Beni daha neyin ne olduğunu
bilmeden bu diziye başlatan şey Ahmet ile Yasemin’in derin aşkıdır. Yasemin’le
aynı yaşlardaydım o dönemde ve belki de bu yüzden kendimi bir parça onunla
özdeşleştirip aşkını doyasıya yaşamasını istiyordum. Aslında başlangıçta Yasemin'in hisleri platonikti, daha çok hayranlığa dayalıydı. Yıllardır görmediği, nasıl bir karakterde olduğunu bilmediği Ahmet’e dair
hayaller kuruyordu yalnızca. “Onu
yıllardır görmedim. Şimdi neye benziyor bilmiyorum. Ama kalbimdeki yeri hep
aynı. Başköşede. Sureti hep gözlerimin önünde. Mağrur, muzip, cazibeli…” diye tarif
ediyordu. Henüz aşk sayılamazdı, ancak kuvvetli bir hoşlantı diyebiliriz.Yasemin her ne kadar bu ilgisini ve hayranlığını
gizlediğini sansa da beceremiyordu. İçinde kopan fırtınalar, yüzüne, gözüne, eline, ayağına yansıyordu hep.

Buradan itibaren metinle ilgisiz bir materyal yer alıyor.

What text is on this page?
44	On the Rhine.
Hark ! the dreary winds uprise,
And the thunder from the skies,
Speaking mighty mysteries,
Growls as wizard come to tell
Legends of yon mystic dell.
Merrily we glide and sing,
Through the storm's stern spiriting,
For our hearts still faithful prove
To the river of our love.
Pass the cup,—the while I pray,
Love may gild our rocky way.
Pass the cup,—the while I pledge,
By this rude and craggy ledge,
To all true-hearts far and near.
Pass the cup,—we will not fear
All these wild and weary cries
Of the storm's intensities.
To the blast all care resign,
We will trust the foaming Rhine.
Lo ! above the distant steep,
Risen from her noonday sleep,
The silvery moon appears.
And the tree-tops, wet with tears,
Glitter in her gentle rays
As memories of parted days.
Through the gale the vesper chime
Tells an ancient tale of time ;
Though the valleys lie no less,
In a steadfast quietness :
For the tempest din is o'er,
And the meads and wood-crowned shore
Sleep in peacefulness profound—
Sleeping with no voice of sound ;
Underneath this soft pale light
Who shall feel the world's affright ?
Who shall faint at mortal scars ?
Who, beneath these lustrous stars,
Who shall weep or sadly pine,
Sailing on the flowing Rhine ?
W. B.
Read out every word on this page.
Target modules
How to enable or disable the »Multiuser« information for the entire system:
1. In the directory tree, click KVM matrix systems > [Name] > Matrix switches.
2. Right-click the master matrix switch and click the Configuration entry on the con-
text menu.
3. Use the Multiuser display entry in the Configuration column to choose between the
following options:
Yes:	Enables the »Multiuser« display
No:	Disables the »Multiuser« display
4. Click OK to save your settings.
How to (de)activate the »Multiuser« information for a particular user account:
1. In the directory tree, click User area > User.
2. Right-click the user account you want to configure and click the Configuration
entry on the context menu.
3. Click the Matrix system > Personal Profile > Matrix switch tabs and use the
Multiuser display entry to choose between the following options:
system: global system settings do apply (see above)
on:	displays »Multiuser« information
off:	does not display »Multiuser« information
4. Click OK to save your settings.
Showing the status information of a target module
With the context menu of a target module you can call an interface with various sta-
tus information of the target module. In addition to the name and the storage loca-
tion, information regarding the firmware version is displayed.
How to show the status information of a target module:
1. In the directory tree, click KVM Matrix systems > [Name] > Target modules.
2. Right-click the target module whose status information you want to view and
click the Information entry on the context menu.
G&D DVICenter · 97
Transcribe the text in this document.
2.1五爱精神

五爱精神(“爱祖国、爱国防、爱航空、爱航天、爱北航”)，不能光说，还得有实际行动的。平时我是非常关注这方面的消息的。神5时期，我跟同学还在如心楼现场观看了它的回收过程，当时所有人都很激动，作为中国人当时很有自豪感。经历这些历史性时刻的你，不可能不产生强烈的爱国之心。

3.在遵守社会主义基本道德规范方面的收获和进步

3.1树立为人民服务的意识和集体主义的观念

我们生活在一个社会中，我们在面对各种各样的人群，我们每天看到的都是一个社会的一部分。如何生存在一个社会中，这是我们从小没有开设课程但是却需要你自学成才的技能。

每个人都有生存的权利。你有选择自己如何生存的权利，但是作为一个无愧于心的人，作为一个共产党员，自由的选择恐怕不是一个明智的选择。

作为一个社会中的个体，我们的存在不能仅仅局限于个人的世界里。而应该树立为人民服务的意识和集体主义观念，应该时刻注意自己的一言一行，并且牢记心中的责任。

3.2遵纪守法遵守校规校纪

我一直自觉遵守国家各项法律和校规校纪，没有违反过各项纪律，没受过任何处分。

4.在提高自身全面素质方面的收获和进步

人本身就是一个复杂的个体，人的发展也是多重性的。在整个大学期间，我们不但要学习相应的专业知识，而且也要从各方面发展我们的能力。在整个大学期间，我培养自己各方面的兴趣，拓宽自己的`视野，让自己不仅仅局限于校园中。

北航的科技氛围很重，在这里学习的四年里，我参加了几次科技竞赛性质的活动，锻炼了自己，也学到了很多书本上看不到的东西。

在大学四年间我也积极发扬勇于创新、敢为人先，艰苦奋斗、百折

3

Müthiş bir cesareti vardı mesela,
biraz cahilliğinden biraz tecrübesizliğinden kaynaklanan. Sonra şansı ve
tesadüfler de yardım etti, Ahmet’in ilgisini çekmeyi başardı. Ahmet bu aşkın esintisini ilk hissettiği anda şaşırdı. “Böylesine hissetmek için ömrünü verenler var Yasemin...
Bu mucize gibi bir şey. Gerçek olamayacak kadar güzel, hem de çok güzel.” Yasemin yıllardır karşılıksız bir şekilde sevdiği
adamın artık onun farkında olmasının verdiği mutluluk ve coşkuyla havalara uçarken Ahmet durumun daha bir kıymetini bildi tabi; çünkü daha önceden yaşadığı tecrübeleri vardı, hayattan ve aşktan ne beklediğini biliyordu. “Sen
bana ne yaptın? Beni ne hale getirdin? Artık defterine başka şeyler yazacaksın.
Artık aşkının deli divane karşılığı var.”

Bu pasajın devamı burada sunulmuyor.